Hybrid Magnetometers for Unshielded Operation: Combining Hall Sensors with Superconducting Flux Concentrators

Promotion date: 16. April 2010

Promotor: Prof. Dr. Horst Rogalla

Assistant Promotors: Dr. Ir. Jaap Flokstra

Hybrid magnetometers consisting of a normal conducting Hall sensor and a superconducting flux concentrator, have been investigated. The operation of such sensors in an unshielded environment gives rise to 1/f noise, due to trapped vortices in the superconducting body. A new model for the critical field of vortex trapping in thin film strips, has been derived and experimentally verified by scanning SQUID microscope measurements.

Were your research activities application minded or orientated towards fundamental science more?

The research was intended to be application minded, since a magnetic field sensor suitable for space applications should be developed. During the research interesting fundamental issues arose, while studying the operation of such sensors in an unshielded environment.

Hybrid magnetometers might be interesting for upcoming space missions, as they are very small, light in weight and have low power consumption. Moreover, the readout of such sensors is relatively easy and straightforward.

We tried to integrate superconducting and semiconducting materials in one device. We used a semiconductor Hall element as a magnetic field sensor and we enhanced the sensitivity with a superconducting flux concentrator to give it the required sensitivity for space applications. Superconducting materials only become superconducting at very low temperatures. The integration of superconducting materials with everyday semiconductor-technology, and the operation at very low temperatures, is far from trivial at some points.

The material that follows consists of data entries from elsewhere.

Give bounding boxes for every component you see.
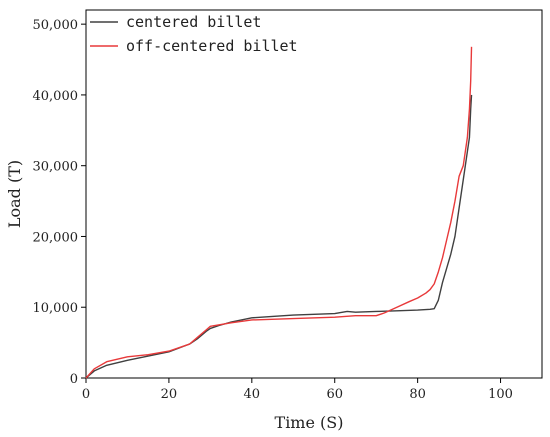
x-axis: 0 20 40 60 80 100: [82, 378, 513, 402]
plot-area: [85, 9, 543, 379]
y-tick-label: 30,000: [33, 160, 79, 175]
legend: centered billet off-centered billet: [90, 13, 298, 55]
y-tick-label: 50,000: [33, 18, 79, 33]
x-tick-label: 60: [326, 387, 343, 402]
y-axis: 0 10,000 20,000 30,000 40,000 50,000: [33, 18, 86, 387]
y-tick-label: 20,000: [33, 230, 79, 245]
x-tick-label: 80: [409, 387, 426, 402]
y-tick-label: 10,000: [33, 301, 79, 316]
legend-label-off-centered: off-centered billet: [126, 37, 298, 55]
x-tick-label: 100: [488, 387, 513, 402]
legend-label-centered: centered billet: [126, 13, 261, 31]
x-axis-title: Time (S): [275, 413, 344, 432]
x-tick-label: 0: [82, 387, 90, 402]
y-axis-title: Load (T): [5, 160, 24, 228]
y-tick-label: 0: [70, 372, 78, 387]
y-tick-label: 40,000: [33, 89, 79, 104]
series-lines: [85, 46, 473, 379]
series-line-off-centered: [85, 46, 473, 379]
x-tick-label: 40: [244, 387, 261, 402]
x-tick-label: 20: [161, 387, 178, 402]
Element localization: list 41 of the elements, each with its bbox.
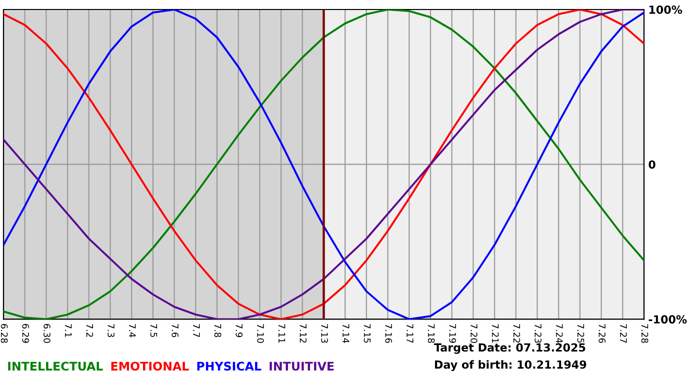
- text: Target Date: 07.13.2025: [434, 343, 586, 354]
- y-tick-label: -100%: [648, 315, 687, 324]
- x-tick-label: 7.20: [470, 324, 478, 343]
- x-tick-label: 7.16: [385, 324, 392, 343]
- x-tick-label: 7.4: [129, 324, 136, 338]
- x-tick-label: 6.29: [22, 324, 30, 343]
- x-tick-label: 7.14: [342, 324, 350, 343]
- x-tick-label: 6.28: [0, 324, 8, 343]
- x-tick-label: 7.2: [86, 324, 94, 337]
- x-tick-label: 7.27: [620, 324, 627, 343]
- x-tick-label: 7.7: [193, 324, 200, 337]
- x-tick-label: 7.3: [108, 324, 114, 337]
- x-tick-label: 7.11: [278, 324, 286, 343]
- x-tick-label: 7.21: [492, 324, 499, 343]
- x-tick-label: 7.8: [214, 324, 222, 338]
- y-tick-label: 0: [648, 160, 656, 169]
- x-tick-label: 7.24: [556, 324, 563, 343]
- x-tick-label: 7.10: [257, 324, 264, 343]
- x-tick-label: 7.5: [150, 324, 158, 337]
- x-tick-label: 7.17: [406, 324, 414, 343]
- x-tick-label: 7.15: [364, 324, 371, 343]
- text: PHYSICAL: [197, 362, 262, 371]
- x-tick-label: 7.18: [428, 324, 435, 343]
- x-tick-label: 7.23: [534, 324, 542, 343]
- x-tick-label: 7.25: [577, 324, 584, 343]
- x-tick-label: 7.22: [513, 324, 520, 343]
- text: Day of birth: 10.21.1949: [435, 360, 586, 371]
- x-tick-label: 6.30: [44, 324, 50, 343]
- x-tick-label: 7.6: [172, 324, 179, 338]
- x-tick-label: 7.1: [65, 324, 72, 337]
- text: INTELLECTUAL: [8, 362, 103, 371]
- x-tick-label: 7.13: [321, 324, 328, 343]
- x-tick-label: 7.9: [236, 324, 243, 338]
- y-tick-label: 100%: [649, 5, 682, 14]
- text: EMOTIONAL: [111, 362, 189, 371]
- x-tick-label: 7.12: [300, 324, 307, 343]
- x-tick-label: 7.28: [641, 324, 648, 343]
- text: INTUITIVE: [270, 362, 334, 371]
- line-series: [4, 10, 644, 320]
- x-tick-label: 7.19: [449, 324, 456, 343]
- x-tick-label: 7.26: [598, 324, 606, 343]
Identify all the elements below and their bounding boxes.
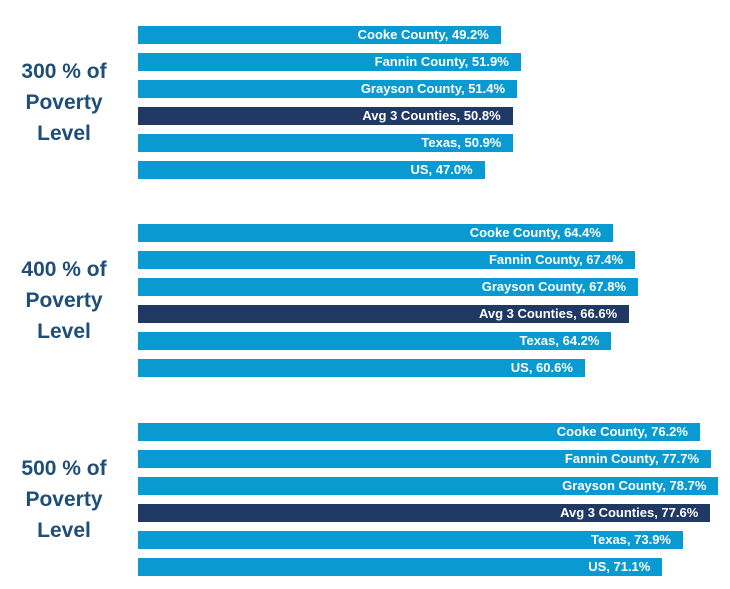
chart-group-3-bar	[138, 504, 711, 522]
chart-group-2-title-line: 400 % of	[21, 258, 107, 281]
chart-group-1-title: 300 % of Poverty Level	[0, 56, 128, 149]
chart-group-3-title-line: Poverty	[25, 488, 103, 511]
chart-group-3-title: 500 % of Poverty Level	[0, 453, 128, 546]
chart-group-3-bar	[138, 558, 663, 576]
chart-group-3-bar	[138, 477, 719, 495]
chart-group-3-title-line: Level	[37, 519, 91, 542]
chart-group-2-title: 400 % of Poverty Level	[0, 254, 128, 347]
chart-group-2-bar-label: Cooke County, 64.4%	[469, 225, 601, 240]
chart-group-2-bar-label: US, 60.6%	[510, 360, 573, 375]
chart-group-3-bar-label: US, 71.1%	[588, 559, 651, 574]
chart-group-1-title-line: Poverty	[25, 91, 103, 114]
chart-group-3-bar-label: Cooke County, 76.2%	[556, 424, 688, 439]
chart-group-3-bar	[138, 423, 700, 441]
chart-group-3-title-line: 500 % of	[21, 457, 107, 480]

Furthermore, we investigated the trapping of very small so-called flux vortices in the superconducting body. These vortices have a negative effect on the noise properties of the device and are therefore unwanted. It is possible to divide the superconducting body into narrow strips. These have a certain critical field below which no vortex trapping occurs. We developed a new theory which predicts the critical field for vortex trapping.

Measurements have been carried out with a scanning SQUID-microscope which showed very good correspondence with the model. We were helped a great deal by professor John Kirtley from IBM. The specialized microscope was offered by him to our group when he finished working there.

Were you able to publish some of your findings?

Yes, we had a paper published in Physical Review B in January 2008 which is probably the most important one. We also had papers in IEEE, Transactions on Applied Superconductivity, Sensor Letters and Superconducting Science and Technology. Furthermore, we were at numerous conferences where we had orals and poster presentations.

I guess a lot of different techniques and measurements had to be carried out in this project?

The hybrid magnetometers were produced in the thin film laboratories and in the clean room, for the biggest part. The electrical characterization, on the other hand, was carried out mainly at our low temperature laboratory. This is also the place where the scanning SQUID microscope is located.

I owe special thanks to in total six bachelor students and two internship students, who performed segments of the project research all the way through. Two of them, for example, worked with John Kirtley on measuring the flux vortices. All of them had practical assignments and worked in the lab for a substantial part, getting to know all the fabrication and characterization techniques very well. Cooperation with students can be very helpful, I am convinced. Also this way of working is good for the students themselves, and indeed for the faculty and the university as a whole.

What are your future plans?

I prefer working in a R&D department of a company which can be small or large. Some interesting research jobs might be available at spin-off companies of the university, here in Twente. Research and development in these companies is application minded and that appeals to me. My goal is to become a senior researcher within a few years.